Much more successful was the police operation in Indonesia against JI. Interestingly, in Crisis Group's judgment, it was done in a way that avoided arbitrary arrests, with every person being detained for more than a few days being held on the basis of solid evidence. In doing so, the police helped create the necessary political space to work against terrorism. Domestically, across the world, homeland defences have been improved, most obviously and no doubt necessarily at airports, where one keeps on being confronted by the deafening clang of stable doors being shut after the horse has bolted. But umpteen points of vulnerability remain, most obviously in commuter systems: as not only a regular visitor to London but with a New York office sitting right above Grand Central Station, I'm more than a little conscious of that, no doubt inevitable, weakness.
There are several new international conventions and resolutions, with many measures devoted particularly to chasing the money trail: a good and obvious thing to do, but limited in its effect to the extent that most terrorist attacks to date, and the support of most terrorist operations to date, have not involved very much money at all. The whole cost of the 9/11 operation has been estimated at no more than $US500,000 ($660,000); the expense of the materials involved in the Madrid train bombings were estimated by Spanish investigators to be less than $1000.

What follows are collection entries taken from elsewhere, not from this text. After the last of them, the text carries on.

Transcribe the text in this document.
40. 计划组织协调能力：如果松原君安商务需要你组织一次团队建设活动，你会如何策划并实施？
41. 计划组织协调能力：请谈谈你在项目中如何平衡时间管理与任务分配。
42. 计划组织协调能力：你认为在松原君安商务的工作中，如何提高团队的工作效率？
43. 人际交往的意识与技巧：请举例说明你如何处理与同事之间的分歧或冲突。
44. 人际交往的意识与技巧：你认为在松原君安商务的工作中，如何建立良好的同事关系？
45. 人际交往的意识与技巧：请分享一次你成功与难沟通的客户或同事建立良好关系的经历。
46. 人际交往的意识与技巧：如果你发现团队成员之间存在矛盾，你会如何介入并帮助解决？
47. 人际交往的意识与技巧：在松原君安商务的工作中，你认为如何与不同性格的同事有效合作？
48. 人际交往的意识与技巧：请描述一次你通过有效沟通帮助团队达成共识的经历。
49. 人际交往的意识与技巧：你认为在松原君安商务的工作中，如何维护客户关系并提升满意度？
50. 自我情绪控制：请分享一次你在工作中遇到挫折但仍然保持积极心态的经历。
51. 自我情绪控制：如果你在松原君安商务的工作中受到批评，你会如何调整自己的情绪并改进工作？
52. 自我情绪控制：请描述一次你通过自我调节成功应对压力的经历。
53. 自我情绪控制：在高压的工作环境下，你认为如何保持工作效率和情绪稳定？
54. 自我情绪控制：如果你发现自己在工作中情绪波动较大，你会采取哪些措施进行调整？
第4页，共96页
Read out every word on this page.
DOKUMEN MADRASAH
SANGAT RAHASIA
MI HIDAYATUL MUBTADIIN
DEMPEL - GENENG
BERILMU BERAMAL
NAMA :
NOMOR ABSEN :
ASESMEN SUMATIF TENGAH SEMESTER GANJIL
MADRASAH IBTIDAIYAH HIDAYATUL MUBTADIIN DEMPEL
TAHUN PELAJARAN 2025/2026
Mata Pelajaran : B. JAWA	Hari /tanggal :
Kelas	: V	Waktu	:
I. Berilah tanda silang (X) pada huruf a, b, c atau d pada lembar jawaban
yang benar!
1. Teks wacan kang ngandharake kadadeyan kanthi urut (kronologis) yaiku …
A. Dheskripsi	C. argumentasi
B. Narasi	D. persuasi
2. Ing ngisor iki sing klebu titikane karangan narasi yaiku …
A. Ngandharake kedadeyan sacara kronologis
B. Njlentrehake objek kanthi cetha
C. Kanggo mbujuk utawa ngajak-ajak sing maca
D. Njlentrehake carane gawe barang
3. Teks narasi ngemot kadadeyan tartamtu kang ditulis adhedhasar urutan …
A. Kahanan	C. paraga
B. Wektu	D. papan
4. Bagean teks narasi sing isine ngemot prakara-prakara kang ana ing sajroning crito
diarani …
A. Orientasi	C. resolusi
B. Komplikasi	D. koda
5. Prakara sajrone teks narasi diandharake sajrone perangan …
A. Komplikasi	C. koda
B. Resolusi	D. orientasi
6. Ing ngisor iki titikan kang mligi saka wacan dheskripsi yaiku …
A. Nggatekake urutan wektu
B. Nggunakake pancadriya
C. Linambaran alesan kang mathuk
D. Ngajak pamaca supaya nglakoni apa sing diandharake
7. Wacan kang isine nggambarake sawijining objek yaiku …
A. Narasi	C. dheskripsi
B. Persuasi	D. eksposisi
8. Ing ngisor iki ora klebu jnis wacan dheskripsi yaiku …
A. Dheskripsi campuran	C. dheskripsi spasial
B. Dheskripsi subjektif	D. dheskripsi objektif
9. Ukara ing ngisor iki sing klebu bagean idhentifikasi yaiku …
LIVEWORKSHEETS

We are dealing with a complex, multidimensional phenomenon, that demands a complex, multi-layered response. Good policy sometimes requires not simplification but complexification. With nearly all the international and national debate we have had on this subject, there has been an oversupply of rhetoric and an under-supply of thoughtful analysis. The struggle against violent extremism can be won, but it is going to be neither quick nor easy, and it is going to require a lot more thought, and application and persistence, and a much more balanced approach than comes easily to most of the world's policy-makers.
Gareth Evans, a former foreign affairs minister in the Hawke and Keating Labor governments, is president of the International Crisis Group in Brussels. This is an edited extract from the Wallace Wurth Lecture to be delivered tonight at the University of NSW.